Cocuklarda ESWL Bobrek Tasi Kirma

Çocuklarda ESWL Böbrek Taşı Kırma

Üriner sistem taş hastalığı, çocuklarda göreceli olarak daha az gözlenmektedir. Çocukları ESWL ile tedavi ederken tedavi parametrelerini çocuğun anatomisine, boyutuna, taşın akciğerlere olan yakınlığına ve şok dalga enerjisinin dokuda azalmış etkisine göre ayarlamak gereklidir. Yıllar içerisinde elde edilen deneyimlerle, çocuk hasta grubunda bu tedavi yönteminin üstün olduğu ve birden fazla seans sonrası bile böbreklerde ve komşu organlarda herhangi bir zararlı etkisi olmadığı gösterilmiştir. ESWL tedavisinin ilk dönemlerinde bu hasta grubunda yüksek enerjili şok dalgalarının gelişmemiş vücut dokularında ve büyümekte olan böbrek dokularındaki olası zararlı etkilerinden ve edinsel hipertansiyon olasılığından çekinilmiştir. Mevcut klinik veriler, ESWL’nin böbrek fonksiyonlarında ve böbrek gelişiminde herhangi bir bozulmaya sebep olmadığı ve ESWL sonrası juvenil hipertansiyonda bir artış olmadığı şeklindedir.
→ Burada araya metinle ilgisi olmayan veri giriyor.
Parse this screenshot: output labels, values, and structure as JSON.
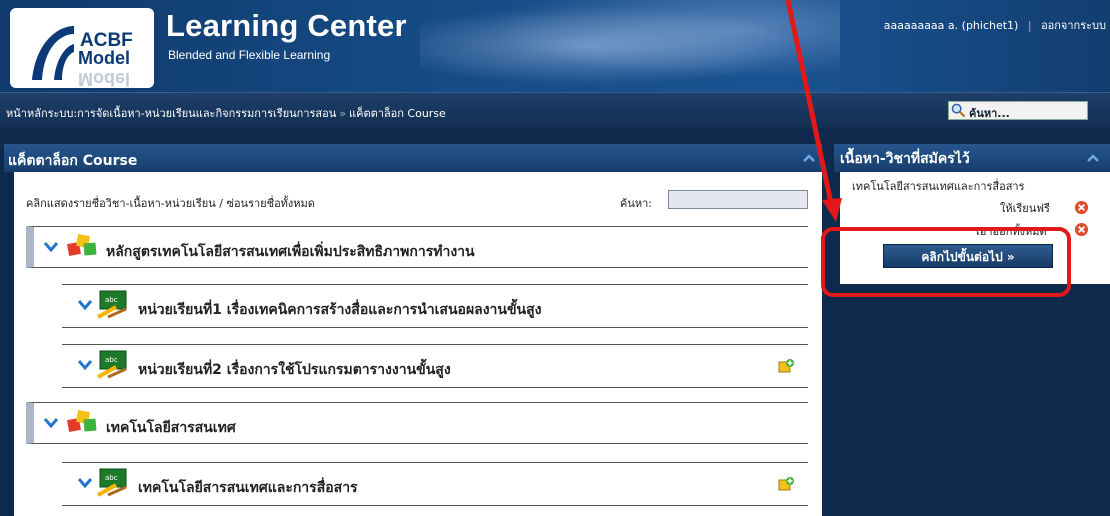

Buna karşın yapılan çalışmalarda çocuklarda enerji sınırının 14-18 kV arasında, şok dalga sayısının da 2000’den fazla olmaması (HM-3 Dornier litotriptör ile) gerektiği savunulmaktadır. Çocuklarda taşların nisbeten yeni oluşumuna ve üriner sistemin kompliyansına bağlı ESWL ile çok iyi sonuçlar almak mümkün olmaktadır. Birinci jenerasyon litotriptörler ile tedavide genç çocukların pozisyonlarını vermek ve akciğerleri korumak amacıyla özel ekipmanlara ihtiyaç duyulmaktayken, yeni jenerasyon litotriptörler ile bu durum sorun olmaktan çıkmıştır. Genelde tedavide özellikle küçük çocuklara genel anesteziye ihtiyaç duyulmaktayken, seçilmiş olgularda intravenöz sedasyon yeterli olmaktadır. ESWL, özellikle piezoelektrik ESWL, esnasında anestezi gerekmeyebilir, ancak bu durumda da şok dalgalarının sayısını ve gücünü düşürmek ve seansların sayısını artırmak gerekecektir. Genelde çocuklarda taşsızlık oranları 1 ile 3 seans ile taşların büyüklüğüne ve yerleşimine bağlı olmak üzere %63-100 arasında değişmektedir. ESWL, çocuklardaki üst üriner sistem taşlarının tedavisinde en önemli tedavi seçeneği olmaya devam etmektedir. Ancak tekrarlayan seanslardan kaçınılmalı ve özellikle çocuk hastalarda tedavi sonrası yakın takip çok önemlidir.